The U.S. would launch a war against Iran? This suspense is quite shocking. President Trump dismissed the report on late Tuesday night, local time. However, the U.S. often minces words and it is hard to trust their words.

But it is already quite a shock even if the U.S. just released this news to “intimidate” Iran, because it shows the possible level the U.S.-Iran conflict could reach once being intensified. That means, sending the ground forces to invade Iran is an option for the U.S., since it is absolutely unnecessary to send troops of this size for just launching air strikes.

Look what the U.S. government is doing to a mostly peaceful era. China and the U.S. are engaged in the largest trade war in history. In Venezuela, the situation is a bit like “two rival regimes” and U.S. military intervention is more and more possible. In Iran, there has been a drastic change from having a stable nuclear deal to U.S. planning for military strikes against Tehran or even conquest.

Today’s Washington is too arrogant, and they seem to revel in the illusion that American power is omnipotent. In fact, the Greater Middle East has taught enough lessons to the U.S. after the Cold War. The wars in Afghanistan and Iraq consumed the national power of the U.S., without leaving a legacy worth cherishing. Afghanistan and Iraq have become two big burdens of the U.S.

Many people believe that if the U.S. experiences another war involving Iran, it may indeed be dragged down into decline.

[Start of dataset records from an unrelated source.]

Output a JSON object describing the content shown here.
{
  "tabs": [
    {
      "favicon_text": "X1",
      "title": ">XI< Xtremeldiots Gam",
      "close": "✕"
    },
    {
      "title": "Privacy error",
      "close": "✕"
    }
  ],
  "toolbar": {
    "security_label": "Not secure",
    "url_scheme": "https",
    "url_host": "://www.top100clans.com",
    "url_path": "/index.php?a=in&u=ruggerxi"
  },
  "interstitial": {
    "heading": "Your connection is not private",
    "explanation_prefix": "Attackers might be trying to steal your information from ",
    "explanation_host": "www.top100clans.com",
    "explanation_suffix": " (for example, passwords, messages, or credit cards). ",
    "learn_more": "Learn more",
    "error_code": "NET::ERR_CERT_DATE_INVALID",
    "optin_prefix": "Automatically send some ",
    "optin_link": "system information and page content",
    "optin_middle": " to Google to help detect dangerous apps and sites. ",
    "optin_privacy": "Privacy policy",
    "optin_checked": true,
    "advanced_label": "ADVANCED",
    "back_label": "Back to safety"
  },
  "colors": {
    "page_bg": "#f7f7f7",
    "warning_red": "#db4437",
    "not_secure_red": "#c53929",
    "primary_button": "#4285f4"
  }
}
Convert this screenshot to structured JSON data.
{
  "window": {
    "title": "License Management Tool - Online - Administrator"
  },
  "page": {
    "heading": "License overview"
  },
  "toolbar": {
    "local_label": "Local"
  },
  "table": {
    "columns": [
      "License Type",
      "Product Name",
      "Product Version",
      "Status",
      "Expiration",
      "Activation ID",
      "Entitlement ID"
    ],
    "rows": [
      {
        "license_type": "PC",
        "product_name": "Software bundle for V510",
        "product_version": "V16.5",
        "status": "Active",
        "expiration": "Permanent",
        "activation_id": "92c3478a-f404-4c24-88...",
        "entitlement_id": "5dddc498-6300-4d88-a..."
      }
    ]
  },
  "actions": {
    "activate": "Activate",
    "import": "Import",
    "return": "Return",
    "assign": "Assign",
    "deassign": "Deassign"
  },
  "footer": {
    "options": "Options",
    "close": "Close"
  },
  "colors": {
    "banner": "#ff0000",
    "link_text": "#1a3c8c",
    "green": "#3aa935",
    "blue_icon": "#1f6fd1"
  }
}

It can be said that the U.S. will not impulsively wage a war against Iran. Although Iran is much weaker than the U.S., it will fight more desperately than the U.S. because the conflict is a matter of life and death for itself. Moreover, no other country the U.S. attacked after the Cold War has been ever stronger. Today’s Iran is relatively the most difficult one to deal with.

For all the disadvantages, Washington still chose to warn Iran like this. Perhaps “taking a tough line”has been regarded by the current U.S. government as the lifeline of its foreign policy. The U.S. wants to use extreme pressure, a complete no-brainer approach, as a master key to open locks of various issues of the world.

However, what is very embarrassing is that the key of extreme pressure has not yet unlocked a single major lock. From North Korea to Venezuela and Iran, the situations are all in a mess. In the past week, the trade agreement between China and the United States, which had been expected to be concluded, was suddenly hit by the extreme pressure from the U.S. The China-U.S. conflict returned to the climax of confrontation.

We believe that the U.S. attitude towards Iran is strongly upsetting Pyongyang, leaving the latter to think about the reason why the U.S. constantly waves its military fists to Iran and now even plans to send 120,000 troops to the Middle East. Doesn’t this equate to undisguised bullying of a country with no nuclear weapons?

All countries in the world need to be wary of possible attacks by Washington’s “America first” policy. Washington is shaking the world. The U.S. thinks it benefits too little from a relatively peaceful and stable world. Disrupting the world to some extent can help the U.S. use its power to coerce individual countries and remake the rules for countries to transfer benefits to the U.S.

However, Washington does over-estimate its control over this risky process and seriously underestimate the determination of countries to defend their core interests. The U.S. will get busy sending itself into a quagmire-like conflict one after another, only to find that it gains nothing more. Instead, the U.S. would have gained a lot should it choose co-existence and cooperation with the world.